In 1966, Spence joined the Air Force, serving on its police force from California and Illinois to South Vietnam, where he helped secure his base during the Tet Offensive.

“The base came under attack a few times — mortar and rockets,” he said.

After his return home in 1968, he took a job as a patrolman in his hometown of Clinton, where he married Maria Reyes, a Raymondville native with whom he had a son, Gary.

After six years with the Clinton Police Department, he moved his family to South Texas, where he took a job as a Willacy County sheriff’s deputy on June 1, 1976.

Nine months later, his wife died in a car accident, leaving him to raise his son.

Under Sheriff Orlando Correa, Spence climbed the ranks from deputy to lieutenant.

MAKINGS OF A LEGEND

In 1979, Spence was working as a deputy when he stopped Raymondville’s legendary onion strike from turning violent.

“Someone threw something at a guy driving a pickup truck and he slammed on his brakes and got out of the truck and walked toward the crowd of people. Then I saw a gun in his hand,” Spence recalled.

“One of the (strike) leaders was coming toward him and the farmer was walking toward him when I saw him raising the gun up like he was going to fire. That’s when I reached out and grabbed it and the hammer came down between my hand and forefinger. It stopped it from firing. Any number of people could have got hurt.”

For his action, the American Federation of Police presented him with the J. Edgar Hoover Award for Distinguished Police Service along with law enforcement’s Silver Star for Bravery.

This undated courtesy photo shows Willacy County Sheriff Larry Spence early in his career.

NEW SHERIFF IN TOWN

After he served as chief deputy under Sheriff Raul Arevalo, residents across the county talked Spence into running for office.

“They were business people, ranchers, everyday people,” he said.

On Jan. 1, 1985, Spence was 39 when he took the oath of office as sheriff of Willacy County.

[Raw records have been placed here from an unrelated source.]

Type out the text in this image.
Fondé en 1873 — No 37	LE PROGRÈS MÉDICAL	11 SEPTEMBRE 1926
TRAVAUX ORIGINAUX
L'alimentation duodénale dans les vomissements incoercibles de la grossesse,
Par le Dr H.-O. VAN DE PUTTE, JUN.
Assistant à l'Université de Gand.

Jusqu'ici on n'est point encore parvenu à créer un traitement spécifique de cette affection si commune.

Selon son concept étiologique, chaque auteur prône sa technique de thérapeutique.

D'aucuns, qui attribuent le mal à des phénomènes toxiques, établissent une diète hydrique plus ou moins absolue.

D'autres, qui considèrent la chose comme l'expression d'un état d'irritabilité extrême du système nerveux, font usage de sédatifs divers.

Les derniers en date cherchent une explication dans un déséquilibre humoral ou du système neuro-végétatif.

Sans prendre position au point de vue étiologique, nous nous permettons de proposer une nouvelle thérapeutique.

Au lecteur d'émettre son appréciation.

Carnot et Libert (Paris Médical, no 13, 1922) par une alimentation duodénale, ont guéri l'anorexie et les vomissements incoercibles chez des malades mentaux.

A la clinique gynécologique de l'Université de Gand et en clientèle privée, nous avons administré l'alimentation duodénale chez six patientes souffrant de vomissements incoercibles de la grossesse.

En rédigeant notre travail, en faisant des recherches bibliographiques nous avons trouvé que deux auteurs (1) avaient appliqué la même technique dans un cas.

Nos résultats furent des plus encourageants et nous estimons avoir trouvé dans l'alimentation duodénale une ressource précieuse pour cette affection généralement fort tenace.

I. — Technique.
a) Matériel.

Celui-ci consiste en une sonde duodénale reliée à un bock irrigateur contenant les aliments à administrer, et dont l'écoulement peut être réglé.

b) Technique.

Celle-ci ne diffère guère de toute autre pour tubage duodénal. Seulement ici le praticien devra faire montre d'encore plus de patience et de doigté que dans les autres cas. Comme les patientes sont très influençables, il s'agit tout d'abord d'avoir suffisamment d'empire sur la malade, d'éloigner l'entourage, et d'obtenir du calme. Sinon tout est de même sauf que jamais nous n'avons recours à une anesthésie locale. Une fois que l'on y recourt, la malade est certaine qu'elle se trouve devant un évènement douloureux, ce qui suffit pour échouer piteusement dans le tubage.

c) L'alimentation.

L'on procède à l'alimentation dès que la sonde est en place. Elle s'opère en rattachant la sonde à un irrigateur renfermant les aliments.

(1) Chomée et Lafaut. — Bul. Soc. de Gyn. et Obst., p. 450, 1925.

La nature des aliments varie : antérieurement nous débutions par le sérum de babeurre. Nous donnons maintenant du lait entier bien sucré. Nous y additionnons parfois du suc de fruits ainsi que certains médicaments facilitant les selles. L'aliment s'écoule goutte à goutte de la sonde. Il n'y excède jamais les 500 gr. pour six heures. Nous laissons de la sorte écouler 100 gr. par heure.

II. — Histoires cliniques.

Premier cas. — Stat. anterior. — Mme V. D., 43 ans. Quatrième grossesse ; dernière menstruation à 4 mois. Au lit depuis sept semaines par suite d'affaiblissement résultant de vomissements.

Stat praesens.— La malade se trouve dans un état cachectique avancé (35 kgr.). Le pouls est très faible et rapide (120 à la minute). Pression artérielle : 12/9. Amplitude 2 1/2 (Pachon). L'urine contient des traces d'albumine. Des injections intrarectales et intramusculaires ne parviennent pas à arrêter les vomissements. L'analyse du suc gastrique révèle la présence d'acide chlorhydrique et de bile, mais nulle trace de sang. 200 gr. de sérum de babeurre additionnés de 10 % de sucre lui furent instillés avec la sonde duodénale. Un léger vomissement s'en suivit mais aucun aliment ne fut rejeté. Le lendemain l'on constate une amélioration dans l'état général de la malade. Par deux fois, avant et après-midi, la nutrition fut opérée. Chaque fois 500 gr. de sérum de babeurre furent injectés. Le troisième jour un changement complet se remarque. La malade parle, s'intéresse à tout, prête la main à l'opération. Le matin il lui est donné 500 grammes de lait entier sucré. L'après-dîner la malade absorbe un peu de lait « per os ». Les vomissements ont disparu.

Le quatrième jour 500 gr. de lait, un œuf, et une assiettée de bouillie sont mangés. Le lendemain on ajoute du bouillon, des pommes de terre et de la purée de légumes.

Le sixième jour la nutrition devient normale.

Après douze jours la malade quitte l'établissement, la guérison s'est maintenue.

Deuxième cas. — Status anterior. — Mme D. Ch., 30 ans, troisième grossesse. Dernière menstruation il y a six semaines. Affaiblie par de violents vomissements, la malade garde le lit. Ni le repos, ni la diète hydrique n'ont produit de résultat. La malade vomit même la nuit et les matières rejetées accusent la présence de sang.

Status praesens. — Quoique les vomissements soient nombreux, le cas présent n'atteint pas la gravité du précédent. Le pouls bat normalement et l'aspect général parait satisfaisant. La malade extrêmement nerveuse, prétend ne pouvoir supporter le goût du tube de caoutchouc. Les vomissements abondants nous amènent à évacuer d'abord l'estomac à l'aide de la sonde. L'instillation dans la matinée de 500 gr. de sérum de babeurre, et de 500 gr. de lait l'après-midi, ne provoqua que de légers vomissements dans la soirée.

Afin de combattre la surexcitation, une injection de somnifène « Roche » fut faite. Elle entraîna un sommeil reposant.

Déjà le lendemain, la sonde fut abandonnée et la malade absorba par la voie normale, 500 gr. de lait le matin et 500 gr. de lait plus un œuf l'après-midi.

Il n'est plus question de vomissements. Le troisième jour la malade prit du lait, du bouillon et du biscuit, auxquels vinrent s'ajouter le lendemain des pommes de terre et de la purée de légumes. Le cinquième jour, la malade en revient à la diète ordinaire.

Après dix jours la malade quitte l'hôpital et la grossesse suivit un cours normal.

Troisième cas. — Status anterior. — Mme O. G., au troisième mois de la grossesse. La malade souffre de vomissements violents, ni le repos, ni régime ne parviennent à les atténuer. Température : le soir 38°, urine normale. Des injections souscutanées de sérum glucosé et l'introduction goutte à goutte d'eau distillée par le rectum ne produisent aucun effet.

“It’s been a long ride but it’s been a good ride,” he said.

After 35 years as the county’s top lawman, he’s become a legend.

Spence has served the community for decades.

For his work with organizations such as Texans’ War on Drugs, then-President Ronald Reagan invited him to the White House for the White House Conference for a Drug-Free America.

Through the years, three Texas governors have honored him with awards.

In town, Spence has served as chairman of Communities Against Substance Abuse, which he served for about 25 years.

On the state level, Spence has served as chaplain on the Sheriffs Association of Texas’ board of directors while he’s served as vice chairman of the Texas Border Sheriff’s Coalition. Spence has also served on the Southwestern Border Sheriffs Coalition’s board of directors.

ROAD TO RECOVERY

Now, Spence is recovering from his bout with non-Hodgkin’s lymphoma, a cancer found in its second stage in July 2019.

In October 2019, he completed chemotherapy before wrapping up radiation therapy in January 2020.

“They say it’s looking pretty good — it’s all been pretty positive,” he said. “It’s been a steady recovery and it’s looking better at every doctor’s visit.”

A member of First Baptist Church in Raymondville, he and his wife, Vicenta, continue their involvement in Raymondville’s National Day of Prayer, a program he helped launch about 25 years ago.

“I’ve been blessed,” Spence said. “It makes you feel you made a difference in people’s lives. You try to make the world a better place and hopefully that’s what we’ve done. It was very humbling.”

“I’m thankful I got to follow my dreams and do the things I wanted to do. I thank all the people who shared the dream with me. I love them with all my heart.”